Vicor modules help Saab UK innovate deep-sea exploration

20th June 2024
Paige West

Less than two years ago, two Saab remotely operated vehicles (ROVs) ventured over 3,000 metres into the icy waters of the Antarctic in search of Sir Ernest Shackleton’s ship, Endurance, which sank in 1915.

The tale of the British explorer is renowned for its remarkable leadership and endurance. Saab’s Seaeye ROVs played a crucial role in the mission, utilising advanced technology to locate, inspect, and film the wreck, thereby removing the need to put human lives at risk in deep-sea exploration.

Historically, commercial divers have faced significant dangers inspecting oil and gas pipelines, high-voltage electrical cables, wind turbines, and other essential underwater infrastructure. Saab has mitigated these risks by applying its deep-sea exploration expertise to commercial underwater applications.

With a commitment to safeguarding people and society, the Seaeye range of ROVs has been designed with agile and modular systems. Saab UK’s Seaeye systems are versatile, capable of performing a variety of tasks from observation and inspection to more complex operations like underwater maintenance.

This progression has led to the creation of the world's most advanced all-electric work-class ROV (eWROV), which combines versatility and manoeuvrability.
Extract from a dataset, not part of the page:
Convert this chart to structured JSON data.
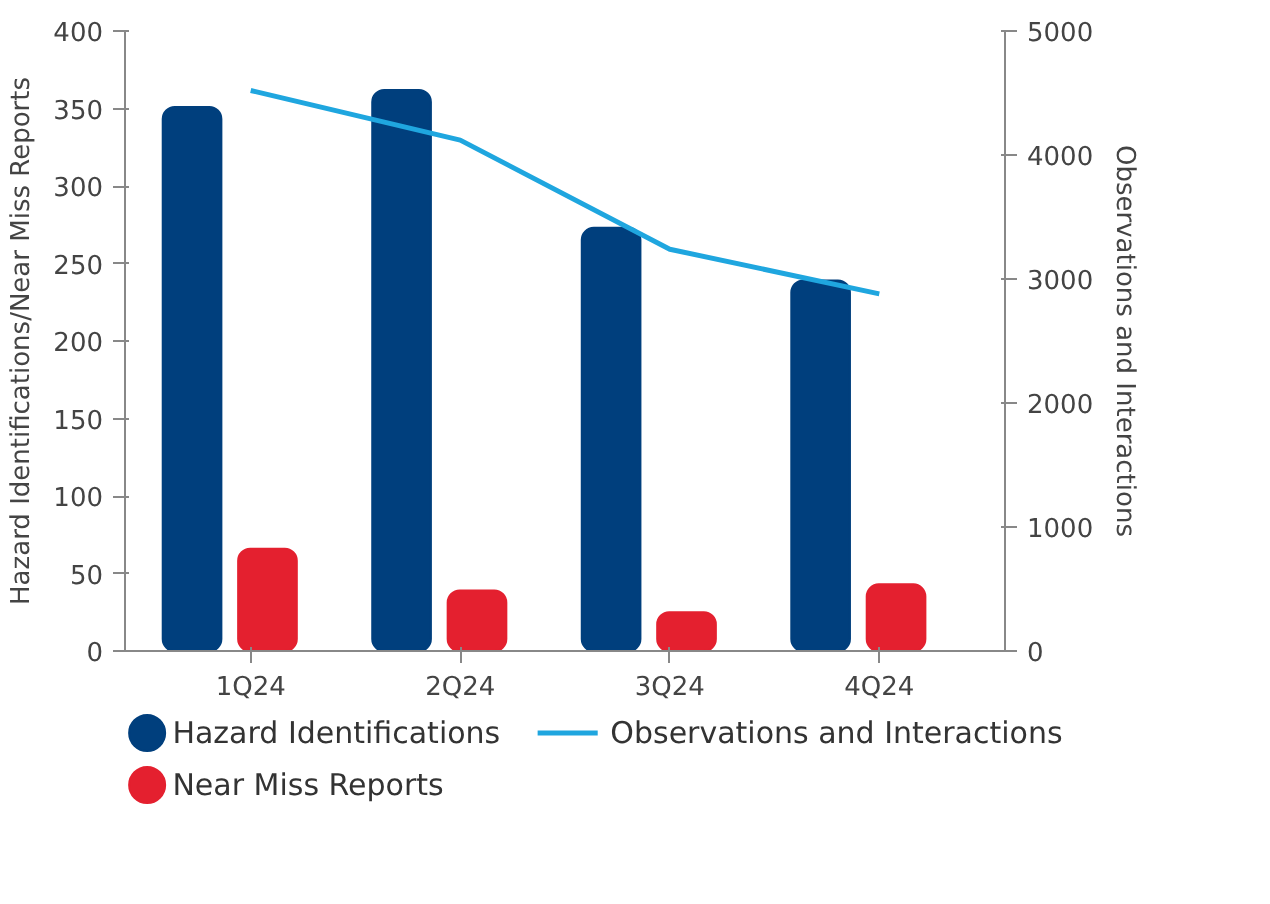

Unlike traditional hydraulic ROVs, the eWROV eliminates the need for extensive hydraulic fluid, reducing environmental hazards.

The eWROV’s power converter must meet critical specifications for size, mass, and thermal dissipation, as the electronic systems are housed in sealed enclosures where space is limited and conventional cooling methods are not feasible. To meet these demands, Saab selected Vicor power modules for their high density and efficiency. These modules enable effective power distribution to various eWROV subsystems such as thrusters, manipulators, and onboard electronics. The use of Vicor power modules allows Saab to tailor Seaeye subsystems to industry-standard 24 and 48V levels required by onboard computers, sensors, video cameras, lights, and navigation equipment.